Integrating with Django and Generative AI

In larger applications, the ETL pipeline can be integrated into a Django project. For instance, the ETL functions may be called within a custom Django management command or as part of a REST API endpoint that processes user-uploaded files. Additionally, the transformation stage can be extended by integrating calls to generative AI services that augment text analysis, such as generating summaries or expanding on extracted content.

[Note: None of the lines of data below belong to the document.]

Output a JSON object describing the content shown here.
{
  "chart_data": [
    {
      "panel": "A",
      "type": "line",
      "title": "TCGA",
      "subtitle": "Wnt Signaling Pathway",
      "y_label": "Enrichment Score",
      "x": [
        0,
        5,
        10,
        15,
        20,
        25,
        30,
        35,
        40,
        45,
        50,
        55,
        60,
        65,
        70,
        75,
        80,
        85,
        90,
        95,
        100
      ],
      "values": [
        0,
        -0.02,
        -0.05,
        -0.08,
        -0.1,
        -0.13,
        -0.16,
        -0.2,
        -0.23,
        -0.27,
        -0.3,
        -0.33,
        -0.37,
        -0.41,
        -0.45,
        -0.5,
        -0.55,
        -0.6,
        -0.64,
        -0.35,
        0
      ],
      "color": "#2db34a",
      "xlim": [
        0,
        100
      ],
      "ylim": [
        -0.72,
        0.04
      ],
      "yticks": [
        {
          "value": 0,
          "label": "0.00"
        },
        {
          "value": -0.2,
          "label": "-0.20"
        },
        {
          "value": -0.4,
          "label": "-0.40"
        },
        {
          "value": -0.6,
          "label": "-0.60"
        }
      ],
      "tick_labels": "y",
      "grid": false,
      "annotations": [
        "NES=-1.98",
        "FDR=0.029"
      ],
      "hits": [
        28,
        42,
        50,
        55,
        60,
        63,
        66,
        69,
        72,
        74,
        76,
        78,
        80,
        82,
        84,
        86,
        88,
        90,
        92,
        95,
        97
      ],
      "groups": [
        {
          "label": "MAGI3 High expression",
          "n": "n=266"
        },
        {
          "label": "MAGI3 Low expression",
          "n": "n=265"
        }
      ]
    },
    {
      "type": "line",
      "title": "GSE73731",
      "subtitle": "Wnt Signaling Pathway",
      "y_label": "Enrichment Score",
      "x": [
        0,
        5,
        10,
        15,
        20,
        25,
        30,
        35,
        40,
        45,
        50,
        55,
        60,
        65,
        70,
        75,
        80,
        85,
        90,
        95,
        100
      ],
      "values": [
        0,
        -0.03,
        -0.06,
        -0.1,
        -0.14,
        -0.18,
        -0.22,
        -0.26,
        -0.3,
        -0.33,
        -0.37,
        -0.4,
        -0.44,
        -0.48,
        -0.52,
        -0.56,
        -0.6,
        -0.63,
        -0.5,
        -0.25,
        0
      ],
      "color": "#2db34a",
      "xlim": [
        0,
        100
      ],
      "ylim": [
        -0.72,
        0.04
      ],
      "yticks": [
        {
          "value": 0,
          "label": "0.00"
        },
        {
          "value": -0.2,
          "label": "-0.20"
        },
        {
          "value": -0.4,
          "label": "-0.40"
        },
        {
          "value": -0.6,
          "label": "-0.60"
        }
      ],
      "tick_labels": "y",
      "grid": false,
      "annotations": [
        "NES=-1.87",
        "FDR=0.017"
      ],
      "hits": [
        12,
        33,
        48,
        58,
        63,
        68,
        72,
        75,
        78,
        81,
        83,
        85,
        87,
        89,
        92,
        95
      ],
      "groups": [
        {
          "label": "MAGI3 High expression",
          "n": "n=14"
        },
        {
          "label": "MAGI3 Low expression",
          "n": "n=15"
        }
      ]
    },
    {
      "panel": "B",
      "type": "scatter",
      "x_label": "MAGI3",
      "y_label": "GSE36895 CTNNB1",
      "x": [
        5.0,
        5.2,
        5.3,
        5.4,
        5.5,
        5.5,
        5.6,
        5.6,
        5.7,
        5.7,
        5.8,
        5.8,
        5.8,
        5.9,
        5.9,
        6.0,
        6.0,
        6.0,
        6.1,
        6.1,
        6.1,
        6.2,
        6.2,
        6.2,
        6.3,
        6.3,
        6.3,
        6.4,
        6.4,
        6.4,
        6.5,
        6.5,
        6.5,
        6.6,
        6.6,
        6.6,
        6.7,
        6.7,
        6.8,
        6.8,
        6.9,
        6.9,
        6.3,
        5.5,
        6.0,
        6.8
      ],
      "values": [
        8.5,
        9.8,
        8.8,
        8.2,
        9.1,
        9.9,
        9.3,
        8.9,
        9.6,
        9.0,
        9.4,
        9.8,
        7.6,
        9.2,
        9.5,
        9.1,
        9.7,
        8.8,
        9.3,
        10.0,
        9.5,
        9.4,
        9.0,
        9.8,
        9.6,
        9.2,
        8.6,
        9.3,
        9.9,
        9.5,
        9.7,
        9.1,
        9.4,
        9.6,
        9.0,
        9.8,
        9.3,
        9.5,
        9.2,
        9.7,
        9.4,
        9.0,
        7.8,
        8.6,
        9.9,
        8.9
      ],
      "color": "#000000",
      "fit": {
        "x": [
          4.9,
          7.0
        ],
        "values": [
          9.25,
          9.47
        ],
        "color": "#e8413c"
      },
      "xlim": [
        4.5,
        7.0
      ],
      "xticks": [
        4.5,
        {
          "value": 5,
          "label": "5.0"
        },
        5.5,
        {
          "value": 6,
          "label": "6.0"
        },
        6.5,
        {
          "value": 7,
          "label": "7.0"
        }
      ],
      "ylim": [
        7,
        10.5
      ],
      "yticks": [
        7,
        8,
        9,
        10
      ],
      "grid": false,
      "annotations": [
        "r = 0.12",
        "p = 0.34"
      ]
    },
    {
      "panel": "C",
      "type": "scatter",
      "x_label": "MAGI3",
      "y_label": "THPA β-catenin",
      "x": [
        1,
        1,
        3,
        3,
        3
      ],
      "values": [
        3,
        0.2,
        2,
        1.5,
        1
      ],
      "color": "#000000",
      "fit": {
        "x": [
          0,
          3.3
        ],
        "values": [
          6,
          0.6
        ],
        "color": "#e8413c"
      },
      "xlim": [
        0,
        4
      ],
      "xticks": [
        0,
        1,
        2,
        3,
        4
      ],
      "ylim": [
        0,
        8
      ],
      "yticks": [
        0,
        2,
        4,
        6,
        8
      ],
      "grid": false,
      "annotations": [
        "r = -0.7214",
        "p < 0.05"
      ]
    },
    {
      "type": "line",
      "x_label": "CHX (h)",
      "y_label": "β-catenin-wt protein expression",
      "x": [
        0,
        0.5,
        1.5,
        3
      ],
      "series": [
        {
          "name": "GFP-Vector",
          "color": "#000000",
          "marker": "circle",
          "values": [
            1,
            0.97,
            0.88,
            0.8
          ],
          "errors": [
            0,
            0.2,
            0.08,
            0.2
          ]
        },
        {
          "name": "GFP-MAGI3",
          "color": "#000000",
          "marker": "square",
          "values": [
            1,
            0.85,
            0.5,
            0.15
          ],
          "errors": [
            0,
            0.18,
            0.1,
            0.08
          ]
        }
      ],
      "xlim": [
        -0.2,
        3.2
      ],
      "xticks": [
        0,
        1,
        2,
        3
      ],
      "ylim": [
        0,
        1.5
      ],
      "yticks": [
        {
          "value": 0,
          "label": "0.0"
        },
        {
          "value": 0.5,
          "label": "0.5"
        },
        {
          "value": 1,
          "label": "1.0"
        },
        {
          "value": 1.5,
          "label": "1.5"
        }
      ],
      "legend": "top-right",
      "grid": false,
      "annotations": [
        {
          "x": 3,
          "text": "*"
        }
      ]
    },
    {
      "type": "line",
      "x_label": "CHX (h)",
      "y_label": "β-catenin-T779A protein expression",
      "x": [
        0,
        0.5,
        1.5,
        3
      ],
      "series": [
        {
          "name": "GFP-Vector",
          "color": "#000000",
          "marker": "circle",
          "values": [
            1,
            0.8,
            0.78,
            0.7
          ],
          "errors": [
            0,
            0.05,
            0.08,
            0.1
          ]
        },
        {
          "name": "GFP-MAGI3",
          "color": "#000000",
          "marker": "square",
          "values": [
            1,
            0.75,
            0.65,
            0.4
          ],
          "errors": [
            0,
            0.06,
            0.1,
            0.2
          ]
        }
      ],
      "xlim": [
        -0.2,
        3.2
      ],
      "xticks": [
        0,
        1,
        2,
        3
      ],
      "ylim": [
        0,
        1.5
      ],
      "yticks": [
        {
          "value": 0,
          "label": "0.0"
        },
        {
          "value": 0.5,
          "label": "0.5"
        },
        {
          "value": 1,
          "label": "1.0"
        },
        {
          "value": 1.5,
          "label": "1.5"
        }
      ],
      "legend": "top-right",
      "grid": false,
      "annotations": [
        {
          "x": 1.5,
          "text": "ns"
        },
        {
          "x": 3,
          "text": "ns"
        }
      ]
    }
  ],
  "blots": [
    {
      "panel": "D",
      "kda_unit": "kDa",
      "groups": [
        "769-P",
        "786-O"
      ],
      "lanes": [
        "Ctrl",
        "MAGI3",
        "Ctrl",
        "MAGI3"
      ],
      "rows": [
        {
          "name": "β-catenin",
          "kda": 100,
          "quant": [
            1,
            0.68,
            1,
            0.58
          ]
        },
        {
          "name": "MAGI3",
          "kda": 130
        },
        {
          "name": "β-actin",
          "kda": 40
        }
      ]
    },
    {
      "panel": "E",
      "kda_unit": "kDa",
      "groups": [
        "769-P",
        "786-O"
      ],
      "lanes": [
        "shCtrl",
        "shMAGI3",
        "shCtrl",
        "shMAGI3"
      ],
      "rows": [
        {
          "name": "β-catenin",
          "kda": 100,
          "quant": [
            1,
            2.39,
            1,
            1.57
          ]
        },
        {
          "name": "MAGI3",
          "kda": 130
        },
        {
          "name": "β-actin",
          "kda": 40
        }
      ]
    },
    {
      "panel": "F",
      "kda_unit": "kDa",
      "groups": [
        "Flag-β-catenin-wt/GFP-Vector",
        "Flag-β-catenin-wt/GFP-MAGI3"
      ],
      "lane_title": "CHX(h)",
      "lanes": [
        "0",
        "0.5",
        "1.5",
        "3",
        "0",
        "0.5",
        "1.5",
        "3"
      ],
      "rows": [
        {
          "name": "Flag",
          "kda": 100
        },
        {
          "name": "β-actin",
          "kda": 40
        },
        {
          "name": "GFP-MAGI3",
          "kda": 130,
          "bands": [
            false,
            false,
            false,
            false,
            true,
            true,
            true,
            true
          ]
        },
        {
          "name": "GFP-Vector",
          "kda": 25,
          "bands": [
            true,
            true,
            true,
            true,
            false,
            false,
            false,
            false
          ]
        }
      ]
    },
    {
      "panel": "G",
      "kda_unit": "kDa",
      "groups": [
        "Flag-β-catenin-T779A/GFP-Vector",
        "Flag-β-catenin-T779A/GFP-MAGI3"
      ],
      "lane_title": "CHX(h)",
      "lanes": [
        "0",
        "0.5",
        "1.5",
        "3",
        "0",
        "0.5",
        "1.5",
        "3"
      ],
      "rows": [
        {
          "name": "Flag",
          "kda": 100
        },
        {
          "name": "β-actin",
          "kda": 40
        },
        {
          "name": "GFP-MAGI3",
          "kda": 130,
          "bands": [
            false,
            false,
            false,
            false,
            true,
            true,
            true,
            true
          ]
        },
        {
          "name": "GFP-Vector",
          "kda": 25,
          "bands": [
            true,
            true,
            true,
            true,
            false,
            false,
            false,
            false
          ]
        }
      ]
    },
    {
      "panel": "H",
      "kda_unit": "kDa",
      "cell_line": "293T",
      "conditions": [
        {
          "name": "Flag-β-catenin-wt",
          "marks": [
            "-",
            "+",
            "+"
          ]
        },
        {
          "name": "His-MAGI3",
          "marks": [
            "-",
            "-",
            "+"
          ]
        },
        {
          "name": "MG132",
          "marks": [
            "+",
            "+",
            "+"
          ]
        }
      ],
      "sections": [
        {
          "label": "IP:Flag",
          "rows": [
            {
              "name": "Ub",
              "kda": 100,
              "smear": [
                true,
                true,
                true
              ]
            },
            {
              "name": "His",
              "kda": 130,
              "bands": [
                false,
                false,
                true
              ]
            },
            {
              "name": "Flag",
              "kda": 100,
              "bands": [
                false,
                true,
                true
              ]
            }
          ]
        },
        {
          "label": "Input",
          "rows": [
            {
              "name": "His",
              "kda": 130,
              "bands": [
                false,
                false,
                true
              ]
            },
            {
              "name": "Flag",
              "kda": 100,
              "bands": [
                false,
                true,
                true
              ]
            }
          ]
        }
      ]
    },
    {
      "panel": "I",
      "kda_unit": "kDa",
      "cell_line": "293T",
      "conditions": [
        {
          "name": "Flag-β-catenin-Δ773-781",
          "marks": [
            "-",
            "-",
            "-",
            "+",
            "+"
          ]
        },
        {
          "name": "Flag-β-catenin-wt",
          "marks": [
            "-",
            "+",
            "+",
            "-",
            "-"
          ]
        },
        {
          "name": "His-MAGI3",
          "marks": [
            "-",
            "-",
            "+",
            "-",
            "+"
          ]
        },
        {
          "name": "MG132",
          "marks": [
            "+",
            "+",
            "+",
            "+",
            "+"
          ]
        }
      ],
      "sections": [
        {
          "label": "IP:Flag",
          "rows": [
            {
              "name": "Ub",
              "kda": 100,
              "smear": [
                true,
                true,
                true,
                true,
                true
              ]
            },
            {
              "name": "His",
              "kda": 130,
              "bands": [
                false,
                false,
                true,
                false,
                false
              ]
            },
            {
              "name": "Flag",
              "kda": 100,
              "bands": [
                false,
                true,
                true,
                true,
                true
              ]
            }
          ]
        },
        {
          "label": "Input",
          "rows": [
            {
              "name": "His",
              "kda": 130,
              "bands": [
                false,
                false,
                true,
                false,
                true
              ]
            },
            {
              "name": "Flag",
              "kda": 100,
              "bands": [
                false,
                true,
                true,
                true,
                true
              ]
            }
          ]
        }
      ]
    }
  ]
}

Key integration points include:
• Using Django models to store raw or processed data.
• Scheduling the ETL jobs via Celery or Django-Q.
• Designing REST endpoints to trigger real-time file processing.

Conclusion

This tutorial has presented an academic yet practical exploration into designing an ETL pipeline using Python, where file content extraction, NLP transformation using libraries like NLTK and spaCy, and a basic load mechanism are combined in a modular fashion. Although the sample code is simplified, it establishes design patterns and best practices that can be scaled up to larger systems, including those integrating Django backends and generative AI enhancements. By leveraging these tools and patterns, beginner software developers and technical leaders alike can develop robust pipelines suited for modern data processing needs.

For in-depth information:
• NLTK details can be found at https://www.nltk.org/
• spaCy details are available at https://spacy.io/
• textspitter documentation is accessible at https://pypi.org/project/textspitter/0.3.7rc4/

This tutorial serves as a starting point for further exploration into advanced ETL architectures and NLP techniques in Python.